Meta claims that their framework has attained a 75% more accurate understanding of transcriptions than even the very best audiovisual frameworks that are currently being used, and what’s more is that according to Meta’s claims they only needed 10% of the data to get these superior results. With all of that having been said and now out of the way, it is important to note that the results that have come in for AV-HuBERT seem to be rather positive with all things having been considered and taken into account. Monitoring the movement of lips could add another form of input that may very well boost the ability of AI to understand human beings and to contextualize their words thereby enabling said AI to perform tasks in a much more efficient manner after it has been fully trained. Previously, voice and speech recognition software has operated on an audio only basis. What Meta is basically trying to do is to see if anything can be gained by allowing AI to read lips as well as listen to audio recordings and the like.
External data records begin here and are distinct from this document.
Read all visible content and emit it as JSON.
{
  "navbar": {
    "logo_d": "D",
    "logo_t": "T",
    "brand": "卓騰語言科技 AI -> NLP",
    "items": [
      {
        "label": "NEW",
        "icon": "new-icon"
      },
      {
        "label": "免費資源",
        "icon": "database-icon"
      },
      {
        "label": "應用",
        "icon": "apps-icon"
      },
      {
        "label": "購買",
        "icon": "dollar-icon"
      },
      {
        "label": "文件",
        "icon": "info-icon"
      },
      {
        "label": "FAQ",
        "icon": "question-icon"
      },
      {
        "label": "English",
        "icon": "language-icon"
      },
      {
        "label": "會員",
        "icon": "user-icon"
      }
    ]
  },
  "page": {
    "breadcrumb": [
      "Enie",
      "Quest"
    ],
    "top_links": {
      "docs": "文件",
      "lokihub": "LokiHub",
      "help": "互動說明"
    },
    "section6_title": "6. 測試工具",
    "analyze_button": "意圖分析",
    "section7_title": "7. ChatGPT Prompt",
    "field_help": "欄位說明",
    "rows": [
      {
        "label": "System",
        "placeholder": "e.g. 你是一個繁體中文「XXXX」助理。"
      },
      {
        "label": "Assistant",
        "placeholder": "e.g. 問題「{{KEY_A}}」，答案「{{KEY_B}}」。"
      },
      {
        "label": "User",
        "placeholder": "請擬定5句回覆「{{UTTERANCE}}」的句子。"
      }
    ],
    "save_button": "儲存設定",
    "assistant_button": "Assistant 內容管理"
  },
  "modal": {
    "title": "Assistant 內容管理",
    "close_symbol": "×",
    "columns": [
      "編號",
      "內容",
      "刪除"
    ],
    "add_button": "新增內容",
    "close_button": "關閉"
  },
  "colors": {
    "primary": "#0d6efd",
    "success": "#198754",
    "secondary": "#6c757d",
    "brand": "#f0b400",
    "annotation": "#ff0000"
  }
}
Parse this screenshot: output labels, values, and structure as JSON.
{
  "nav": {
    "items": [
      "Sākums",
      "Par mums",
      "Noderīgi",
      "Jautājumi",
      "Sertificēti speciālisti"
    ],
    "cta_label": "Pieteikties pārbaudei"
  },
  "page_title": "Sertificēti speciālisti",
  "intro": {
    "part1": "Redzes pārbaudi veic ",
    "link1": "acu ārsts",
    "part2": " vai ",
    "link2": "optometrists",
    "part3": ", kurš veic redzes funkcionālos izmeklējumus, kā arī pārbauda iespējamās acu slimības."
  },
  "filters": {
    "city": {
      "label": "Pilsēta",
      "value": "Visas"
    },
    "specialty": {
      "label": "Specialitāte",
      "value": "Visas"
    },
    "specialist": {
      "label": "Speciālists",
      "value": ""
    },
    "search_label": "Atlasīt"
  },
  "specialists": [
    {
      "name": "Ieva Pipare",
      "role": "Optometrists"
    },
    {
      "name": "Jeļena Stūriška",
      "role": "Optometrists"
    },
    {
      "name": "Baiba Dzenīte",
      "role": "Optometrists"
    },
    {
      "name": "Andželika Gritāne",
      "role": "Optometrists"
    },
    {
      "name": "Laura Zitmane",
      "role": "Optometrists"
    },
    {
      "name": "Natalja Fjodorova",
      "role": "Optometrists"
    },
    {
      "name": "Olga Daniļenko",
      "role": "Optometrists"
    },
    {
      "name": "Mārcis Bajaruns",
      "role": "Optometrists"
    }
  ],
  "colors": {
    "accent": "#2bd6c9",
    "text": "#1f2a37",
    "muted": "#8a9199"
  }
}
Meta has developed a new framework called AV-HuBERT that will take both factors into account because of the fact that this is the sort of thing that could potentially end up vastly improving its speech recognition potential, although it should be said that this is only a test at this point. Reading someone’s lips can also be a crucial aspect of this since it can help you parse the meaning of their words in situations where you might not be able to hear them all that clearly, and that is something that Meta seems to be taking into account when it comes to their AI.Ī lot of studies have revealed that it would be a lot more difficult to understand whatever it is that someone is trying to say if you can’t see the manner in which their mouth is moving.

The main technique that is used during face to face communication is speech, but this involves a lot more than just listening to the words that people say.